De atmosfeer is dan de vierde en de laatste ruimte waaruit de koolstofkringloop bestaat. Momenteel bevat onze atmosfeer hier op aarde zo'n 388 parts per million CO2. In totaal staat deze concentratie voor ongeveer 800 gigaton koolstof. Dit is terug een beperkt aandeel van de totale hoeveelheid koolstof die zich in de koolstofkringloop bevindt. Dit aandeel zou zo'n 0,001% bedragen en dus is de atmosfeer samen met de biosfeer de twee ruimtes van de koolstofkringloop die de kleinste hoeveelheid koolstof bevatten. Maar allebei deze ruimtes zijn wel het gevoeligst voor veranderingen. Bij veranderingen zullen deze twee ruimtes hier het snelst op gaan reageren. De belangrijkste koolstofverbinding in deze ruimte is koolstofdioxide (CO2).
De mens speelt dus ook een rol in de koolstofkringloop, zelfs zonder ook maar één iets te doen wordt de mensen al betrokken in de koolstofkringloop aangezien ook ons lichaam al koolstof bevat. Maar de ene activiteiten heeft een grotere invloed dan een andere activiteit. Maar zonder twijfel is er één activiteit waarbij de hoeveelheid koolstof die daarbij te pas komt vele malen groter is dan gelijk welke andere. Namelijk meer dan 90% van de CO2 die uitgestoten wordt door de mensen is afkomstig door de verbranding van fossiele brandstoffen. Bij deze activiteit zorgt de mens er dus dat koolstof getransporteerd wordt van de ene ruimte naar een andere ruimte van de koolstofkringloop. Maar de ruimte van waar deze koolstof komt is uiteraard de lithosfeer. Dit is de ruimte voor langdurige opslag van koolstof en waar er nagenoeg bijna geen uitwisseling is met de andere ruimtes. De atmosfeer daarin tegen is eigenlijk het tegengestelde van de lithosfeer. Namelijk daar bevindt er zich slechts een beperkte hoeveelheid koolstof en deze is slechts kortstondig aanwezig doordat er veel uitwisseling is met andere ruimtes. Ook is deze ruimtes één van de gevoeligste voor veranderingen van de hoeveelheid koolstof.

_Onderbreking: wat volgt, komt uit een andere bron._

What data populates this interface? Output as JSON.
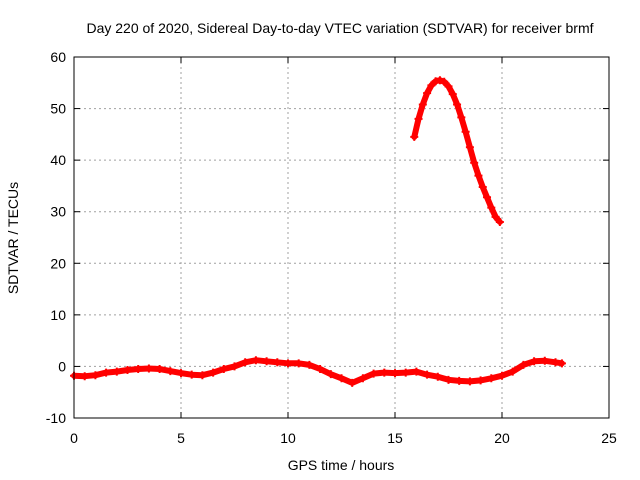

Een van de ruimtes waarmee de atmosfeer koolstof uitwisselt is de biosfeer, namelijk door de planten die aan fotosynthese. Dus één van de mogelijkheden om het evenwicht tussen de binnenkomende en de uitgaande hoeveelheid koolstof te herstellen, kan er dus gewerkt worden met deze uitwisseling. Er zijn al heel wat pogingen geweest van mensen om koolstof uit de atmosfeer te halen en deze voor een relatief lange tijd te gaan opslaan. Maar geen enkele van deze waren zo efficiënt als het fotosynthese-proces van de planten. Planten of dus biomassa zijn dus uiterst geschikt als hulpmiddel om koolstof uit de atmosfeer te halen en op te slaan in de biosfeer. Daarnaast kunnen planten ook nog een nuttige taak vervullen voor de mens, namelijk ze kunnen dienen als grondstof voor energieproductie. Een studie door Christer Jansson, een wetenschapper van Lawrence Berkeley National Laboratory's Earth Science Division, toonde aan dat tegen 2050 er 5 tot 8 gigaton koolstof van de hoeveelheid koolstof die de mens in de atmosfeer loost, er terug uitgehaald kan worden door planten en bomen. Dit is uiteraard niet zomaar haalbaar, namelijk er zijn een aantal inspanning vereist. Eén van de vereisten is dat er genetisch gemanipuleerde soort ontwikkeld wordt die zowel ideaal is voor de opname van koolstof uit de atmosfeer als voor de rol als grondstof voor energieproductie.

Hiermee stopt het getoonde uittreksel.